Furthermore, a trend was seen in a decreased proportion of patient with grade 3–4 neutropenia over the subsequent cycles. In our study, dose escalation was only permitted when no grade 3–4 neutropenia was seen after cycle 1. When we also had allowed patients to escalate based on ANC nadir after the second cycle, five more patients could have been escalated in the third cycle. One of the currently advocated (neo)adjuvant chemotherapy regimens consists of three cycles FEC (5FU 500; epiriubicin 100 and cyclophosphamide 500 mg/m2), followed by three cycles docetaxel 100 mg/m2. In this regimen, cumulative anthracycline dose is relatively low, with a low risk of cardiotoxicity [14]. Since only three cycles of ACC are given, it is of utmost importance to dose these cycles as high as possible without unacceptable side effects. Further research should therefore focus mainly on patients treated in (neo)adjuvant setting and allow escalation also in subsequent cycles.

For most classical anticancer drugs, BSA-guided dosing is still standard practice in clinical oncology.

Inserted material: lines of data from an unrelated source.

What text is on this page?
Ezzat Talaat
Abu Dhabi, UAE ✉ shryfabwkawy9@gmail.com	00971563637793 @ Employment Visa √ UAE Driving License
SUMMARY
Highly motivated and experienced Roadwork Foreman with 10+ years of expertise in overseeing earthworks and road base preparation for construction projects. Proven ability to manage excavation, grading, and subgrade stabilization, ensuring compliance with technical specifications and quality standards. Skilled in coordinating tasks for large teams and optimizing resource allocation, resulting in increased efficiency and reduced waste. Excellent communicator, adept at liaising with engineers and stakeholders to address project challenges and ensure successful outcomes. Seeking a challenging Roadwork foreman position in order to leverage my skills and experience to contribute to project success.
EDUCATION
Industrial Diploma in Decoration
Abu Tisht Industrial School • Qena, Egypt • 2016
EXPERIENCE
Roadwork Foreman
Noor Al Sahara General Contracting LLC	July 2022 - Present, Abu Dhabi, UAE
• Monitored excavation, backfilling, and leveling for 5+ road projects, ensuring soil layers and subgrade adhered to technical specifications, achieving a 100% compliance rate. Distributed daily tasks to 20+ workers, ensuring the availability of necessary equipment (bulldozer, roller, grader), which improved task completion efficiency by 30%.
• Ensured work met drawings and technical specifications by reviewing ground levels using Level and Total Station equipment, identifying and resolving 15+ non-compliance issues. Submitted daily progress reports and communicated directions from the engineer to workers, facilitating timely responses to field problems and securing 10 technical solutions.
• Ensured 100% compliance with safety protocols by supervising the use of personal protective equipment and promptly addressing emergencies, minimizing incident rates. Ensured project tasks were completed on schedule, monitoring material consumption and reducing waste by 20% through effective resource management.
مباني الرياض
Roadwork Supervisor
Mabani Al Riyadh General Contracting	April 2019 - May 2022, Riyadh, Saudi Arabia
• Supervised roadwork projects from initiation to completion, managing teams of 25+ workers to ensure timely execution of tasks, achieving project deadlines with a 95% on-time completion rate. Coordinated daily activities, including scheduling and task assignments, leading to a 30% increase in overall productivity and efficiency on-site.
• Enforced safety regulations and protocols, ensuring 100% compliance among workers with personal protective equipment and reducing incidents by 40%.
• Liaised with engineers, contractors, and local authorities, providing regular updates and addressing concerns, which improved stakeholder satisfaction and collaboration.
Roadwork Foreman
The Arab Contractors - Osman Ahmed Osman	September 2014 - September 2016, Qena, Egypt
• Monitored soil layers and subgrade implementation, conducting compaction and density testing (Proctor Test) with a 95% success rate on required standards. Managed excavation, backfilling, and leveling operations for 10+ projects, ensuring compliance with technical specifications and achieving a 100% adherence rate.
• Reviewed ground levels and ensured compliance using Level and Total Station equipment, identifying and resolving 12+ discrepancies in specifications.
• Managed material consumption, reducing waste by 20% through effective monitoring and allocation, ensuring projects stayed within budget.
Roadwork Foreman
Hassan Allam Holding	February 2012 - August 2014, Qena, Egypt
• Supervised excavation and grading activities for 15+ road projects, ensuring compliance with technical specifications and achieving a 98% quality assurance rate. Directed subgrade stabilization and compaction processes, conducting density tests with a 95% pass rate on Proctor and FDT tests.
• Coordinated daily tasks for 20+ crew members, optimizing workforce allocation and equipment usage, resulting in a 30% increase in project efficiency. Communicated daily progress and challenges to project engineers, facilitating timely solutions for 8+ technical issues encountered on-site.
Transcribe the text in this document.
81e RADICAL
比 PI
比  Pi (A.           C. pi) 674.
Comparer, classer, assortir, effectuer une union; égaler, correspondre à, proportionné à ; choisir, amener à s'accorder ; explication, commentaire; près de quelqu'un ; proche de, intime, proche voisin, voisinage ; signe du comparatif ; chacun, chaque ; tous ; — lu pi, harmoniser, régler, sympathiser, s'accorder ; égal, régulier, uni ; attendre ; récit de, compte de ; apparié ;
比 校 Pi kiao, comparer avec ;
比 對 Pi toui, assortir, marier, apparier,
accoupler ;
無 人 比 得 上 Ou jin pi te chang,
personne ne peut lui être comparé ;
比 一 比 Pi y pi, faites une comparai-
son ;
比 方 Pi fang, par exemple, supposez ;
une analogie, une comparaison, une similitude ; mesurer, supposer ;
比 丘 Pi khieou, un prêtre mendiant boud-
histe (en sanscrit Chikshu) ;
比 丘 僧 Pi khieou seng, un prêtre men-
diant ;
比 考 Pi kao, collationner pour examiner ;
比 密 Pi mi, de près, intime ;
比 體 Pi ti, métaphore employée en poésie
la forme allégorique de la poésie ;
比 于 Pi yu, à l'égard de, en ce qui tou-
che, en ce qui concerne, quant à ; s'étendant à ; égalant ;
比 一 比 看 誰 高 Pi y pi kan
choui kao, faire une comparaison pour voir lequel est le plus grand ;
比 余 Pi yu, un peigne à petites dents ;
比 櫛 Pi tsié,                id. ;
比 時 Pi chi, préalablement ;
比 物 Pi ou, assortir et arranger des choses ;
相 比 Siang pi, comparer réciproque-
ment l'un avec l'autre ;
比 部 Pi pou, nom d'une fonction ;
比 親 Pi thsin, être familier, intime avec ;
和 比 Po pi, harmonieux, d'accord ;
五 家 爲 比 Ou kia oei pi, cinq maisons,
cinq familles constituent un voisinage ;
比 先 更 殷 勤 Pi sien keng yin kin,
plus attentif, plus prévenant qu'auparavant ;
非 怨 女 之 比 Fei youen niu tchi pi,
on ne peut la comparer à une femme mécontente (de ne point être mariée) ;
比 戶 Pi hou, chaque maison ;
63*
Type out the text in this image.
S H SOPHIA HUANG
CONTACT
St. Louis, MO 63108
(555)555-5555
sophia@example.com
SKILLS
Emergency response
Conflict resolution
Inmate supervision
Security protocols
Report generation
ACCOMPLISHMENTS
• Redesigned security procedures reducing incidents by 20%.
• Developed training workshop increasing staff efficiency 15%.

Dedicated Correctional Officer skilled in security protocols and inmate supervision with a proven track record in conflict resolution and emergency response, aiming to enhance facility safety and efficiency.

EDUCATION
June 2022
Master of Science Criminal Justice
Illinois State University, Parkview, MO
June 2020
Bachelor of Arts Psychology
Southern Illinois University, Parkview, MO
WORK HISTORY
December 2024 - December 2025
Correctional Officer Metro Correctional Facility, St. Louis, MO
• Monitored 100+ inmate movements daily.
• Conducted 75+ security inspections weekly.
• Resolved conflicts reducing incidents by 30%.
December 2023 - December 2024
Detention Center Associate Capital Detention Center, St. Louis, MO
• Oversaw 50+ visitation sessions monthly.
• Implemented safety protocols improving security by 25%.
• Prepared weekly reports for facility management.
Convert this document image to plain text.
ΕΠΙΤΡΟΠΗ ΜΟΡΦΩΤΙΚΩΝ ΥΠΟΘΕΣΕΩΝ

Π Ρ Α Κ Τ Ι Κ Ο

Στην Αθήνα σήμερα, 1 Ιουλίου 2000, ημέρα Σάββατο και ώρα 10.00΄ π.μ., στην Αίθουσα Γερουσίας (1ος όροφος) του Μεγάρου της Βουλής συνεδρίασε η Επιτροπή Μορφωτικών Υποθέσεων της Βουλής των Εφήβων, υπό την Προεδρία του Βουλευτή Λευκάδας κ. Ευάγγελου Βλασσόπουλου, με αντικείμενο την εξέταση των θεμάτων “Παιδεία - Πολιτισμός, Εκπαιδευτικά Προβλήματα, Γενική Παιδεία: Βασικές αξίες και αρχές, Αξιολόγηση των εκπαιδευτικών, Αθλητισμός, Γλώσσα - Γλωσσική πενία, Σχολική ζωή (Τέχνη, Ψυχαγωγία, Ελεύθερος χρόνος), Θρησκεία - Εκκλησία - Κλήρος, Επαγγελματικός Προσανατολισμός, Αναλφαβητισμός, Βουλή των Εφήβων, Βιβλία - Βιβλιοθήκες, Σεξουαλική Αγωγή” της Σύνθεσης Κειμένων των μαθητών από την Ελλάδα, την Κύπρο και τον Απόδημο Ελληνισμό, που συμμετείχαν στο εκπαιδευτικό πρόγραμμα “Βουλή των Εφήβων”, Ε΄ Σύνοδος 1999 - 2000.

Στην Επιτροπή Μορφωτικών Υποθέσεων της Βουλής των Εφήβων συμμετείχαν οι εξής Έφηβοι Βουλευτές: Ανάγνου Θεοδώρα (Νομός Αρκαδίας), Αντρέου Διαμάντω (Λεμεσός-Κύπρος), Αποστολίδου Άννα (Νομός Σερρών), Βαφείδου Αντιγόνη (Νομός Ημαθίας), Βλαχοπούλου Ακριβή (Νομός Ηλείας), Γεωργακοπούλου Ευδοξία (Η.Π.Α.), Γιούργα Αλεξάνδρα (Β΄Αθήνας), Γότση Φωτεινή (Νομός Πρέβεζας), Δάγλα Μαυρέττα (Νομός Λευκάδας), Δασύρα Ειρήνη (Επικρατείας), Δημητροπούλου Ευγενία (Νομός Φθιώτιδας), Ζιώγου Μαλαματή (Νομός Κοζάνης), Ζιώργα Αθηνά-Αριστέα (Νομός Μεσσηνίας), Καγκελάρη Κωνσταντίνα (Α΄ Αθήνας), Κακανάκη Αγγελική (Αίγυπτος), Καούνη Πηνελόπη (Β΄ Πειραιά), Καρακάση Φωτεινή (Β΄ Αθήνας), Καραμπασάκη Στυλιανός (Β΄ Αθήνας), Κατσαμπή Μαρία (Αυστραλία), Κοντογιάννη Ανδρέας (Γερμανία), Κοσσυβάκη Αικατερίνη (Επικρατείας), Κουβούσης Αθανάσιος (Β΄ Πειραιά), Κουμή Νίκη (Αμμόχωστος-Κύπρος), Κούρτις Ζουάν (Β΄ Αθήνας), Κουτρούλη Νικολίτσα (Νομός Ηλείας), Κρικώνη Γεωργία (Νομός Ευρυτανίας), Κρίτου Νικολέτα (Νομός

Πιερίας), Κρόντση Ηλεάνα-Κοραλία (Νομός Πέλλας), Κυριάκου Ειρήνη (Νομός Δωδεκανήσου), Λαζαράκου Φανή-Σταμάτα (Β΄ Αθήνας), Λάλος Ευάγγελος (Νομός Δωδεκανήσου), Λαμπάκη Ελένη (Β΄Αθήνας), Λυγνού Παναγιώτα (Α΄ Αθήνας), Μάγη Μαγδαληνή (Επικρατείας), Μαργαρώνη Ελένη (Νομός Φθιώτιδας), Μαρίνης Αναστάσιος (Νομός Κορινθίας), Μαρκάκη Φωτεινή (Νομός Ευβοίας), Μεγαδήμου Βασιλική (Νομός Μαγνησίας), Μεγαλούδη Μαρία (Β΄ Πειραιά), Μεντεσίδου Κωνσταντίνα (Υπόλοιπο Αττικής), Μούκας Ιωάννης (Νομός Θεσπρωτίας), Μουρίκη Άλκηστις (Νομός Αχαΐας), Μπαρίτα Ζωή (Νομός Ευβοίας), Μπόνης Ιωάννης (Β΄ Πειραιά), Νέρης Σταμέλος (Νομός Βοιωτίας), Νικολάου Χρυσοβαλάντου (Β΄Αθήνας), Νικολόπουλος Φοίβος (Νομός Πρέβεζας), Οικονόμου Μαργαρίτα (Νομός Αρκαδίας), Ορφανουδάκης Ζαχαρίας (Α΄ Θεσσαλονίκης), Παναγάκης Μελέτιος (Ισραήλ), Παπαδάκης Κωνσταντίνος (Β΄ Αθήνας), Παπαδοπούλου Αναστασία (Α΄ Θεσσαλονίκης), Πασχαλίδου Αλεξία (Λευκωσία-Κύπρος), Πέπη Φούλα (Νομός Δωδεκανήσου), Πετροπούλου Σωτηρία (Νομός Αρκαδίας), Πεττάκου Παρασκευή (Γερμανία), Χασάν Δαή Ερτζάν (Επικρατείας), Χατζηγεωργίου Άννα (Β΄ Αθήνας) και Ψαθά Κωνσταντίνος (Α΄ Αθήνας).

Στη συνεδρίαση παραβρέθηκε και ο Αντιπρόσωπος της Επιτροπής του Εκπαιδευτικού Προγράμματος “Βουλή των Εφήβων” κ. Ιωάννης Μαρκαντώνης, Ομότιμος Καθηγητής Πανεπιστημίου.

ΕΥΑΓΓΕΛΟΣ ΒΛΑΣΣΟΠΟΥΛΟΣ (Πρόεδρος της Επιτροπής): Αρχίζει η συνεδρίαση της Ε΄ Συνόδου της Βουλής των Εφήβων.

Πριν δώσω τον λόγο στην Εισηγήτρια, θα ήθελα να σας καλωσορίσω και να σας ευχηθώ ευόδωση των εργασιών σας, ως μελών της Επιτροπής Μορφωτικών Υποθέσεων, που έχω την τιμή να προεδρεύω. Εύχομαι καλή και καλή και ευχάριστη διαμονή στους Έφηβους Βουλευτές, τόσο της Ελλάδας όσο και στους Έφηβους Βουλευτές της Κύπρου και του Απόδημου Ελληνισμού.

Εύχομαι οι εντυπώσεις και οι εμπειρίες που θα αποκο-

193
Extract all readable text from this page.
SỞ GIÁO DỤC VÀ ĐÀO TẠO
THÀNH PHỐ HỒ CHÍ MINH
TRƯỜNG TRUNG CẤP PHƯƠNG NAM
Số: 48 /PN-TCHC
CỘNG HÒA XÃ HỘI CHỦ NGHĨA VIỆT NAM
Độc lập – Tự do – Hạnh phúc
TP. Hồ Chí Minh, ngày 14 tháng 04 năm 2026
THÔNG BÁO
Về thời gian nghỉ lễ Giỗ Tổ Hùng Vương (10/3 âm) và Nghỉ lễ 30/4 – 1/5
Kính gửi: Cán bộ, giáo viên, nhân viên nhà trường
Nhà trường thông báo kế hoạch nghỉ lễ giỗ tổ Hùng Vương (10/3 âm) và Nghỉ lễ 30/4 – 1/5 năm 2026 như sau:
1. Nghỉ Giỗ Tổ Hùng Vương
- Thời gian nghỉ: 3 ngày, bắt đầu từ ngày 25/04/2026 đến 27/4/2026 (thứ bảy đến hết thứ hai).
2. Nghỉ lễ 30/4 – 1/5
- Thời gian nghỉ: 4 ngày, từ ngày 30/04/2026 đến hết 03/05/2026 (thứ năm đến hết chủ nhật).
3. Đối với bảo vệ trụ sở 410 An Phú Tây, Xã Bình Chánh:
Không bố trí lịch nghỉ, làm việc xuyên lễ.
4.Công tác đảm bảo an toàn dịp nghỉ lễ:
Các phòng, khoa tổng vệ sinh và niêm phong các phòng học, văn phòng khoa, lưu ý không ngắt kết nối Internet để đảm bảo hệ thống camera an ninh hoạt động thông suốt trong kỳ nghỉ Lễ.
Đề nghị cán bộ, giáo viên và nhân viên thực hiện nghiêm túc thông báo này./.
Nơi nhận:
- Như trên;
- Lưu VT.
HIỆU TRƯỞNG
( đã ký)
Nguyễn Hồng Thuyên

BSA-based dosing of chemotherapy has largely resulted from its use in the extrapolation of drug doses used in experimental animals to those considered safe as starting doses for phase I clinical trials. However, a proper scientific rationale for BSA-based dosing of anticancer drugs in human adult cancer patients is lacking [1517]. Furthermore, the use of BSA does not reduce inter-individual variability in pharmacokinetic parameters for the majority of investigated anticancer drugs [18]. For irinotecan, it has been shown that flat-fixed dosing does not result in increased pharmacokinetic/pharmacodynamic variability and could be safely used [19]. Furthermore, for carboplatin, glomerular filtration rate-adjusted dosing has been widely accepted as standard [20]. Although knowledge on pharmacogenetics has rapidly been expanding, this had not led to many practically applicable dosing algorithms for classical anticancer drugs, while exposure to chemotherapy is influenced by many other interacting factors [21, 22]. For fluoropyrimidines, it has been suggested to adjust the dose based on dihydropyrimidine dehydrogenase (DPYD) genotype tests [23]. The method of dose adjustment guided by plasma drug concentrations (therapeutic drug monitoring, TDM) has not been used as standard practice, which is largely due to the obscure relationship between plasma drug concentrations and treatment effects [24, 25]. However, for the vast majority of classical anticancer agents, BSA-guided dosing remains still standard practice. For most (oral) targeted agents, flat-fixed dosing and a posteriori dose reduction in case of severe toxicity is a standard practice. For these agents, the relation between dose and outcome (both efficacy and safety) is even less clear, compared to classical chemotherapy, due to both differences in molecular characteristics of the tumor as well as in environmental and genetic factors.


In conclusion, inter-individual variability in hematological toxicity with currently advocated doses of ACC in breast cancer patients is limited. Escalation of currently advocated ACC doses without G-CSF, with a target of grade 3–4 neutropenia, is feasible, but only possible in a relatively small proportion of patients. Since no other dosing algorithms are available for ACC, BSA-guided dosing remains standard practice at this moment.